でも、中古住宅を購入する場合、特に心配なのは、まさにこの建物の状況なのではないでしょうか?中古なのですから、劣化や不具合があるのは致し方ないとしても、入居して間もないのに、不具合が表面化してくると、きっと、モヤモヤすると思うんですよ。ここが中古住宅購入の難しい所です。

 

劣化の状況は、ある程度、築年数に比例しています。建物の各部位には目安となる耐用年数がありますが、長いものでも10年~15年で何らかの修繕が必要とされていますので、築10年以上の戸建て住宅をリフォームなしで購入するということは、いつ問題が起きてもおかしくないことを容認するのと同じ意味になります。ただ、実際にそのサイクルでリフォームする人は少ないですし、耐用年数を大幅に超えた状態で持ちこたえている物件はたくさんあります。

 

また、インスペクションを実施したからと言って、家の状態が将来に渡って保証されるものではありません。

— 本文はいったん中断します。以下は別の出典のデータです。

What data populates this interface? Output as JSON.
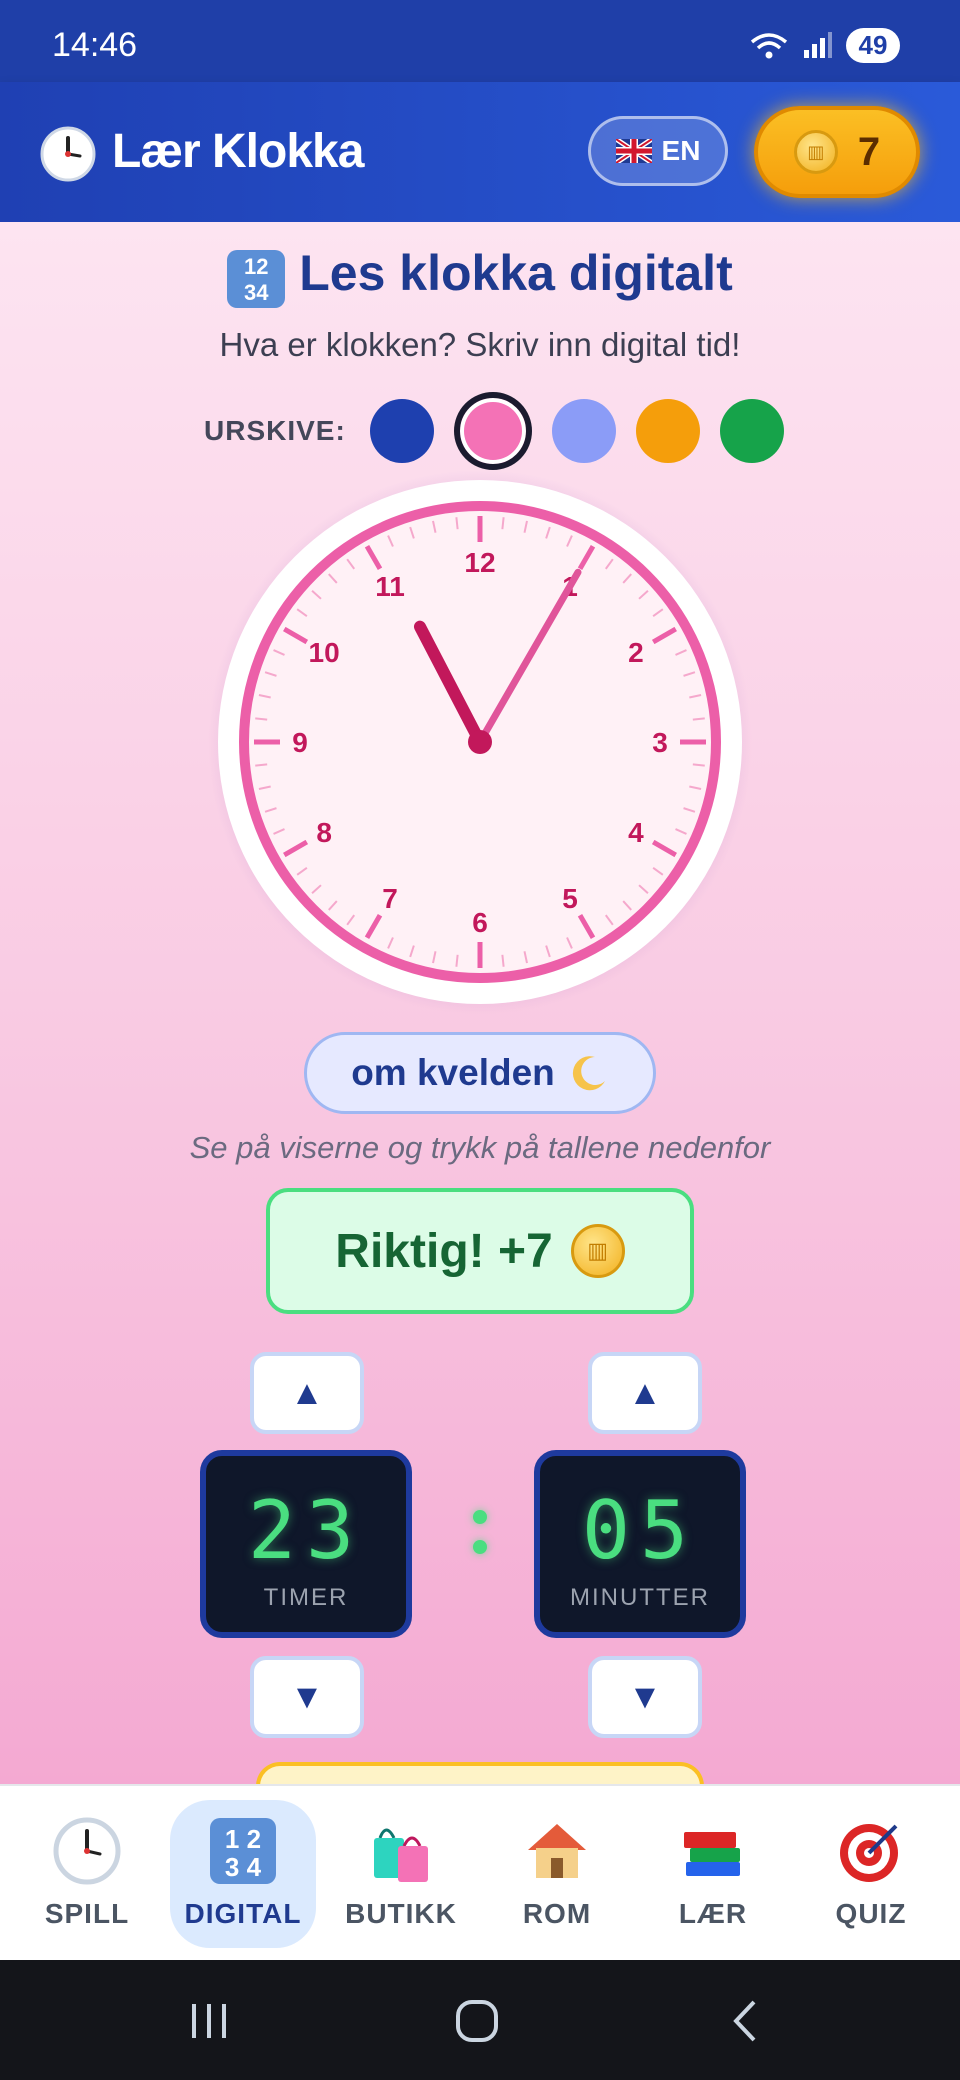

インスペクションの目的は、建物の現在の状況を調査するというもので、対象は今現在のみ、しかも状況を報告するだけであり、その後どうなるかは調査の対象外、考察の必要もないのです。(報告書の雛形にも「将来に渡って保証するものではない」と明記されています。)

  

でも、だからといって、建物の状況について何も知らずに購入することは危険極まりない行為です。一生に一度、あるかないかの大きな買い物です。ここはひとつ、建築士というプロの手と目を借りて、情報収集と判断のサポートを依頼するべきだと思いますよ。

 

既存住宅には経年劣化による不具合がつきものです。でも、購入前のインスペクションで、状況がわからないという不安を解消することは可能ですよ!